I want it to be decidable whether a given agent is modal or not.

Hmm... isn't **FairBot** theoretically imposible because of Halting problem?

The halting problem implies that it's impossible to write a program that correctly deduces whether *every* other program halts or not. But you can write a program that correctly deduces whether many programs halt, and labels the rest "unknown".

Likewise, the finite version of FairBot checks whether there's a proof of cooperation of length less than N (for some large fixed N), cooperates if so, and defects otherwise. There are programs that cooperate with FairBot but have no short proof of that fact—and FairBot defects against those programs. (I.e. it defects against the "unknown" programs.)

Does that help clarify things?

I'm not convinced that FairBot cooperates with itself. If we call the statement that FairBot self-cooperates S, then it is not the case that we know that (There exists a proof of S) -> S [which would imply S by Lob's Theorem]. Instead, what we know is (There exists a proof of S of length at most Ackermann(20)) -> S. I'm not convinced that this is enough to conclude S. In fact, I am somewhat doubtful that S is true.

In particular, I can also prove (There exists a proof of (not S) of length at most Ackermann(20)) -> (not S). This is by case analysis:

- If S is false: By simulating FairBot, I can prove not S, and thus the statement
- If S is true: Since the axioms are consistent, there is no proof of (not S). Thus, by enumerating all proofs of length at most Ackermann(20), I can prove that there is no proof of (not S) of at most this length, thus proving the above statement. Then again, it is likely that any proof of this implication would need to be longer than Ackermann(20)...

On the other hand, you do need more than Lob's Theorem to prove that FairBot self-cooperates. Anybody know enough logic to resolve this issue?

Ah, never mind I see it. You just need to modify the proof of Lob's Theorem. Instead of using L = (there exists a proof of L) -> S you instead use L = (there exists a proof of L of length at most Ackermann(10)) -> S and the rest of the proof of Lob's Theorem still works.

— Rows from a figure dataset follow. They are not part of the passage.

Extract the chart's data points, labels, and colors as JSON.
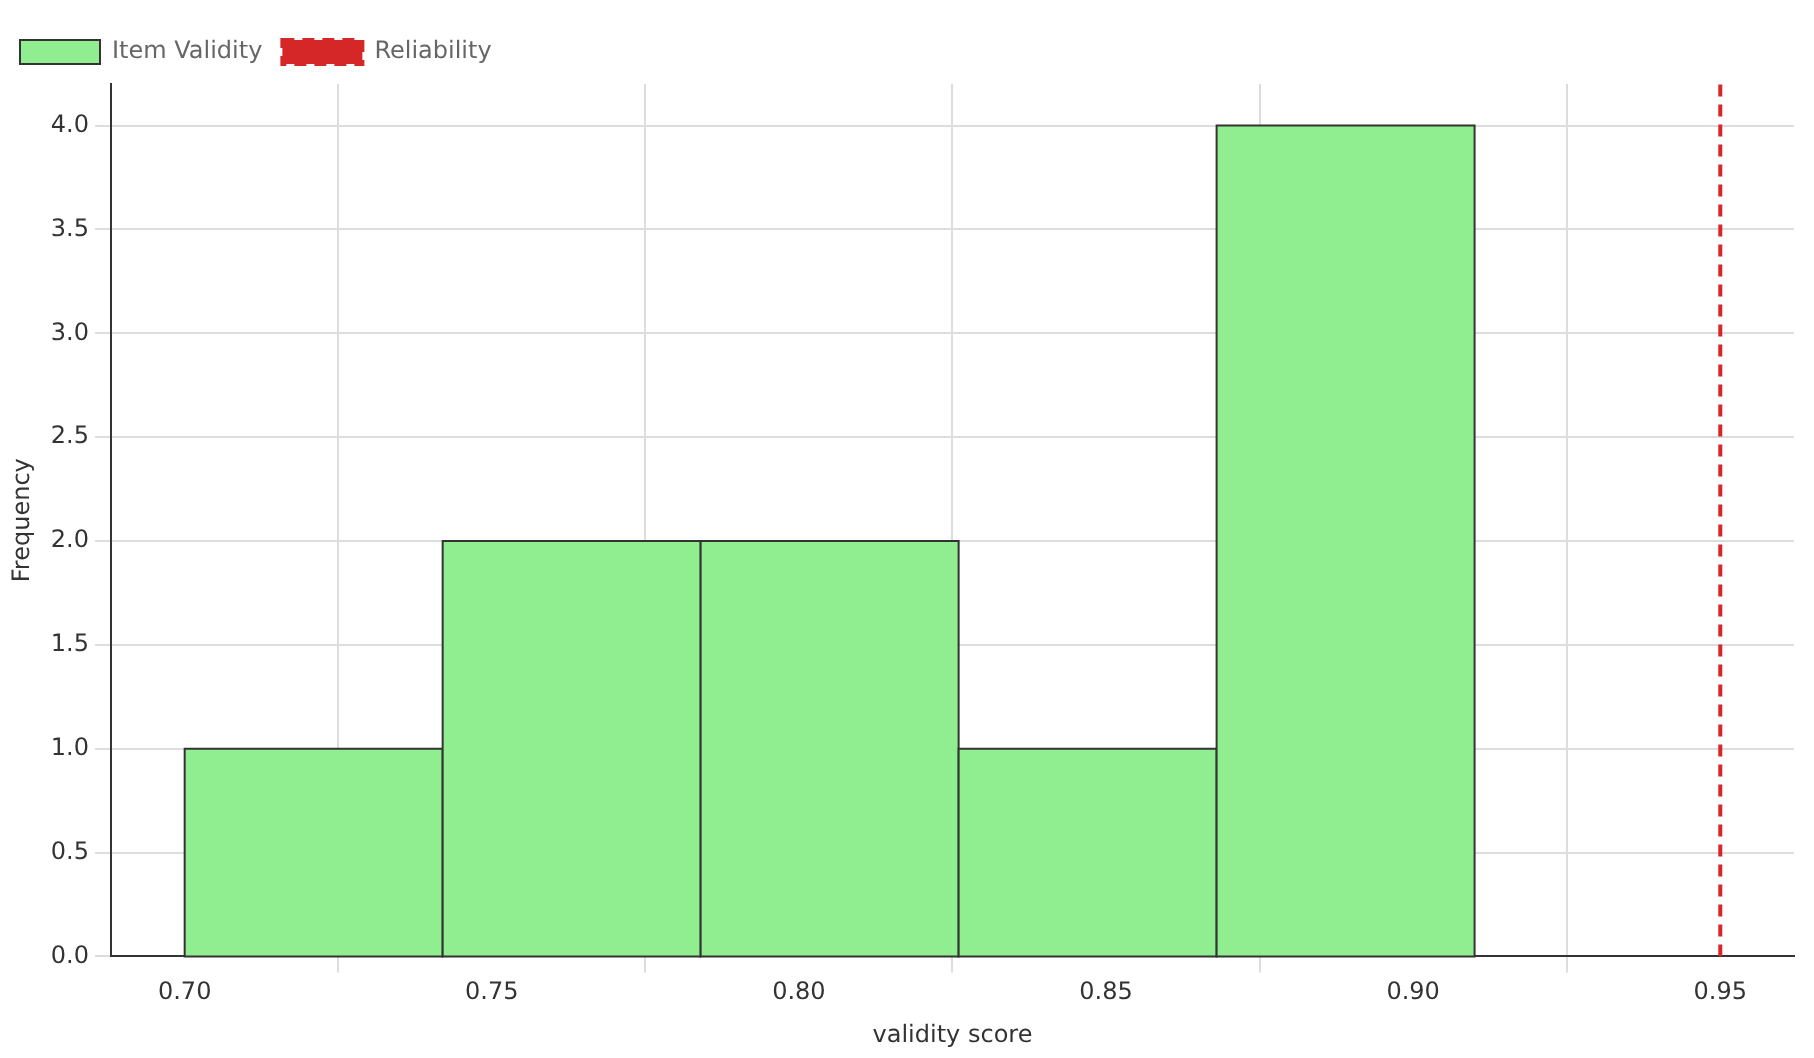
{
  "chart_data": {
    "type": "histogram",
    "xlabel": "validity score",
    "ylabel": "Frequency",
    "bins": [
      0.7,
      0.742,
      0.784,
      0.826,
      0.868,
      0.91
    ],
    "series": [
      {
        "name": "Item Validity",
        "color": "#90ee90",
        "values": [
          1,
          2,
          2,
          1,
          4
        ]
      }
    ],
    "ref_lines": [
      {
        "axis": "x",
        "value": 0.95,
        "label": "Reliability",
        "color": "#d62728",
        "line_style": "dashed"
      }
    ],
    "xlim": [
      0.688,
      0.962
    ],
    "xticks": [
      {
        "value": 0.7,
        "label": "0.70"
      },
      {
        "value": 0.75,
        "label": "0.75"
      },
      {
        "value": 0.8,
        "label": "0.80"
      },
      {
        "value": 0.85,
        "label": "0.85"
      },
      {
        "value": 0.9,
        "label": "0.90"
      },
      {
        "value": 0.95,
        "label": "0.95"
      }
    ],
    "ylim": [
      0,
      4.2
    ],
    "yticks": [
      {
        "value": 0,
        "label": "0.0"
      },
      {
        "value": 0.5,
        "label": "0.5"
      },
      {
        "value": 1,
        "label": "1.0"
      },
      {
        "value": 1.5,
        "label": "1.5"
      },
      {
        "value": 2,
        "label": "2.0"
      },
      {
        "value": 2.5,
        "label": "2.5"
      },
      {
        "value": 3,
        "label": "3.0"
      },
      {
        "value": 3.5,
        "label": "3.5"
      },
      {
        "value": 4,
        "label": "4.0"
      }
    ],
    "grid": true,
    "legend": "top left"
  }
}
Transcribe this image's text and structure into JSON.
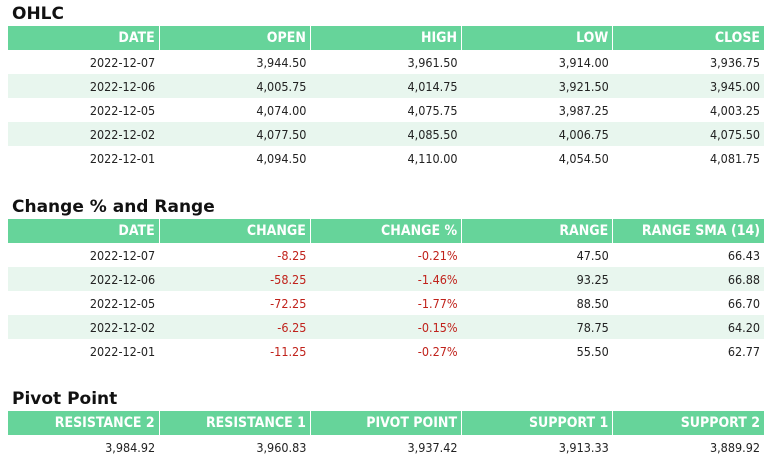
{
  "ohlc": {
    "title": "OHLC",
    "columns": [
      "DATE",
      "OPEN",
      "HIGH",
      "LOW",
      "CLOSE"
    ],
    "rows": [
      [
        "2022-12-07",
        "3,944.50",
        "3,961.50",
        "3,914.00",
        "3,936.75"
      ],
      [
        "2022-12-06",
        "4,005.75",
        "4,014.75",
        "3,921.50",
        "3,945.00"
      ],
      [
        "2022-12-05",
        "4,074.00",
        "4,075.75",
        "3,987.25",
        "4,003.25"
      ],
      [
        "2022-12-02",
        "4,077.50",
        "4,085.50",
        "4,006.75",
        "4,075.50"
      ],
      [
        "2022-12-01",
        "4,094.50",
        "4,110.00",
        "4,054.50",
        "4,081.75"
      ]
    ]
  },
  "change": {
    "title": "Change % and Range",
    "columns": [
      "DATE",
      "CHANGE",
      "CHANGE %",
      "RANGE",
      "RANGE SMA (14)"
    ],
    "rows": [
      [
        "2022-12-07",
        "-8.25",
        "-0.21%",
        "47.50",
        "66.43"
      ],
      [
        "2022-12-06",
        "-58.25",
        "-1.46%",
        "93.25",
        "66.88"
      ],
      [
        "2022-12-05",
        "-72.25",
        "-1.77%",
        "88.50",
        "66.70"
      ],
      [
        "2022-12-02",
        "-6.25",
        "-0.15%",
        "78.75",
        "64.20"
      ],
      [
        "2022-12-01",
        "-11.25",
        "-0.27%",
        "55.50",
        "62.77"
      ]
    ]
  },
  "pivot": {
    "title": "Pivot Point",
    "columns": [
      "RESISTANCE 2",
      "RESISTANCE 1",
      "PIVOT POINT",
      "SUPPORT 1",
      "SUPPORT 2"
    ],
    "rows": [
      [
        "3,984.92",
        "3,960.83",
        "3,937.42",
        "3,913.33",
        "3,889.92"
      ]
    ]
  },
  "colors": {
    "header_bg": "#66d49a",
    "stripe_bg": "#e8f6ee",
    "negative_text": "#c0221b"
  }
}
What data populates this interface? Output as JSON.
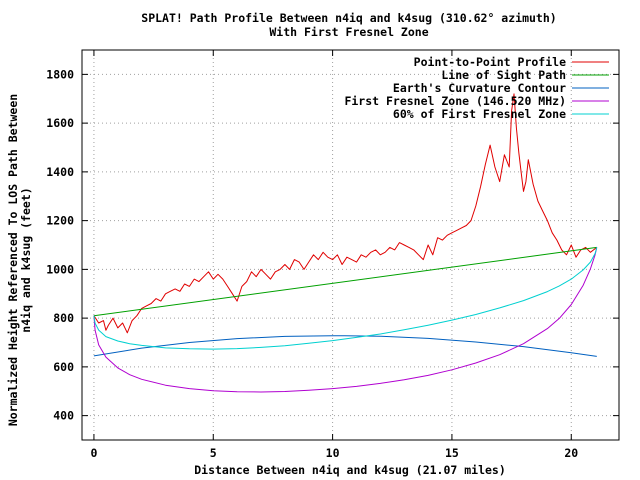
{
  "chart_data": {
    "type": "line",
    "title": "SPLAT! Path Profile Between n4iq and k4sug (310.62° azimuth)",
    "subtitle": "With First Fresnel Zone",
    "xlabel": "Distance Between n4iq and k4sug (21.07 miles)",
    "ylabel_line1": "Normalized Height Referenced To LOS Path Between",
    "ylabel_line2": "n4iq and k4sug (feet)",
    "xlim": [
      -0.5,
      22.0
    ],
    "ylim": [
      300,
      1900
    ],
    "xticks": [
      0,
      5,
      10,
      15,
      20
    ],
    "yticks": [
      400,
      600,
      800,
      1000,
      1200,
      1400,
      1600,
      1800
    ],
    "grid": true,
    "legend_position": "top-right",
    "series": [
      {
        "name": "Point-to-Point Profile",
        "color": "#e00000",
        "x": [
          0,
          0.2,
          0.4,
          0.5,
          0.6,
          0.8,
          1.0,
          1.2,
          1.4,
          1.6,
          1.8,
          2.0,
          2.2,
          2.4,
          2.6,
          2.8,
          3.0,
          3.2,
          3.4,
          3.6,
          3.8,
          4.0,
          4.2,
          4.4,
          4.6,
          4.8,
          5.0,
          5.2,
          5.4,
          5.6,
          5.8,
          6.0,
          6.2,
          6.4,
          6.6,
          6.8,
          7.0,
          7.2,
          7.4,
          7.6,
          7.8,
          8.0,
          8.2,
          8.4,
          8.6,
          8.8,
          9.0,
          9.2,
          9.4,
          9.6,
          9.8,
          10.0,
          10.2,
          10.4,
          10.6,
          10.8,
          11.0,
          11.2,
          11.4,
          11.6,
          11.8,
          12.0,
          12.2,
          12.4,
          12.6,
          12.8,
          13.0,
          13.2,
          13.4,
          13.6,
          13.8,
          14.0,
          14.2,
          14.4,
          14.6,
          14.8,
          15.0,
          15.2,
          15.4,
          15.6,
          15.8,
          16.0,
          16.2,
          16.4,
          16.6,
          16.8,
          17.0,
          17.2,
          17.4,
          17.5,
          17.6,
          17.7,
          17.8,
          17.9,
          18.0,
          18.1,
          18.2,
          18.4,
          18.6,
          18.8,
          19.0,
          19.2,
          19.4,
          19.6,
          19.8,
          20.0,
          20.2,
          20.4,
          20.6,
          20.8,
          21.07
        ],
        "y": [
          810,
          780,
          790,
          750,
          770,
          800,
          760,
          780,
          740,
          790,
          810,
          840,
          850,
          860,
          880,
          870,
          900,
          910,
          920,
          910,
          940,
          930,
          960,
          950,
          970,
          990,
          960,
          980,
          960,
          930,
          900,
          870,
          930,
          950,
          990,
          970,
          1000,
          980,
          960,
          990,
          1000,
          1020,
          1000,
          1040,
          1030,
          1000,
          1030,
          1060,
          1040,
          1070,
          1050,
          1040,
          1060,
          1020,
          1050,
          1040,
          1030,
          1060,
          1050,
          1070,
          1080,
          1060,
          1070,
          1090,
          1080,
          1110,
          1100,
          1090,
          1080,
          1060,
          1040,
          1100,
          1060,
          1130,
          1120,
          1140,
          1150,
          1160,
          1170,
          1180,
          1200,
          1260,
          1340,
          1430,
          1510,
          1420,
          1360,
          1470,
          1420,
          1650,
          1720,
          1580,
          1480,
          1400,
          1320,
          1360,
          1450,
          1350,
          1280,
          1240,
          1200,
          1150,
          1120,
          1080,
          1060,
          1100,
          1050,
          1080,
          1090,
          1070,
          1090
        ]
      },
      {
        "name": "Line of Sight Path",
        "color": "#00a000",
        "x": [
          0,
          21.07
        ],
        "y": [
          810,
          1090
        ]
      },
      {
        "name": "Earth's Curvature Contour",
        "color": "#0060c0",
        "x": [
          0,
          2,
          4,
          6,
          8,
          10,
          10.5,
          12,
          14,
          16,
          18,
          20,
          21.07
        ],
        "y": [
          645,
          677,
          700,
          716,
          725,
          728,
          728,
          726,
          717,
          702,
          683,
          658,
          643
        ]
      },
      {
        "name": "First Fresnel Zone (146.520 MHz)",
        "color": "#b000d0",
        "x": [
          0,
          0.05,
          0.2,
          0.5,
          1,
          1.5,
          2,
          3,
          4,
          5,
          6,
          7,
          8,
          9,
          10,
          11,
          12,
          13,
          14,
          15,
          16,
          17,
          18,
          19,
          19.5,
          20,
          20.5,
          20.8,
          21.0,
          21.07
        ],
        "y": [
          810,
          750,
          690,
          640,
          596,
          568,
          549,
          525,
          511,
          502,
          498,
          497,
          499,
          504,
          511,
          520,
          532,
          547,
          565,
          588,
          616,
          650,
          695,
          757,
          799,
          856,
          935,
          1002,
          1060,
          1090
        ]
      },
      {
        "name": "60% of First Fresnel Zone",
        "color": "#00d0d0",
        "x": [
          0,
          0.05,
          0.2,
          0.5,
          1,
          1.5,
          2,
          3,
          4,
          5,
          6,
          7,
          8,
          9,
          10,
          11,
          12,
          13,
          14,
          15,
          16,
          17,
          18,
          19,
          19.5,
          20,
          20.5,
          20.8,
          21.0,
          21.07
        ],
        "y": [
          810,
          779,
          751,
          724,
          706,
          695,
          688,
          678,
          674,
          673,
          675,
          680,
          687,
          697,
          708,
          721,
          735,
          752,
          771,
          792,
          815,
          842,
          872,
          909,
          932,
          960,
          998,
          1030,
          1065,
          1090
        ]
      }
    ]
  }
}
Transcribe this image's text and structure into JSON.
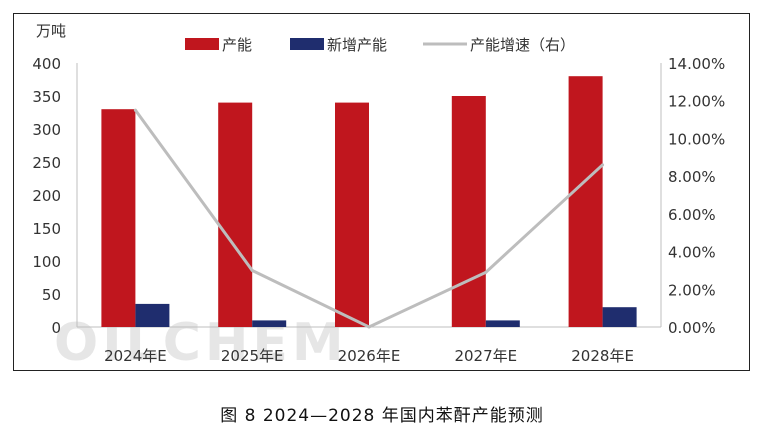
{
  "caption": "图 8  2024—2028 年国内苯酐产能预测",
  "watermark": "OILCHEM",
  "chart_data": {
    "type": "bar",
    "categories": [
      "2024年E",
      "2025年E",
      "2026年E",
      "2027年E",
      "2028年E"
    ],
    "series": [
      {
        "name": "产能",
        "kind": "bar",
        "axis": "left",
        "color": "#c0161e",
        "values": [
          330,
          340,
          340,
          350,
          380
        ]
      },
      {
        "name": "新增产能",
        "kind": "bar",
        "axis": "left",
        "color": "#1f2d6e",
        "values": [
          35,
          10,
          0,
          10,
          30
        ]
      },
      {
        "name": "产能增速（右）",
        "kind": "line",
        "axis": "right",
        "color": "#bdbdbd",
        "values": [
          0.115,
          0.03,
          0.0,
          0.029,
          0.086
        ]
      }
    ],
    "y_left": {
      "unit": "万吨",
      "min": 0,
      "max": 400,
      "ticks": [
        "0",
        "50",
        "100",
        "150",
        "200",
        "250",
        "300",
        "350",
        "400"
      ]
    },
    "y_right": {
      "min": 0,
      "max": 0.14,
      "ticks": [
        "0.00%",
        "2.00%",
        "4.00%",
        "6.00%",
        "8.00%",
        "10.00%",
        "12.00%",
        "14.00%"
      ]
    },
    "legend_position": "top",
    "grid": false
  }
}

Yeah, that's the main idea. Note that to state the bounded version of Lob's theorem, you actually have to use two separate limits: "if having a bounded-size proof of statement S would imply the truth of S, and that fact itself has a short enough proof, then S is provable". The proof is similar to the regular Lob's theorem, but each step has to keep track of length limits, and these bookkeeping details eventually determine how high the limits have to be in the first place for the theorem to be true.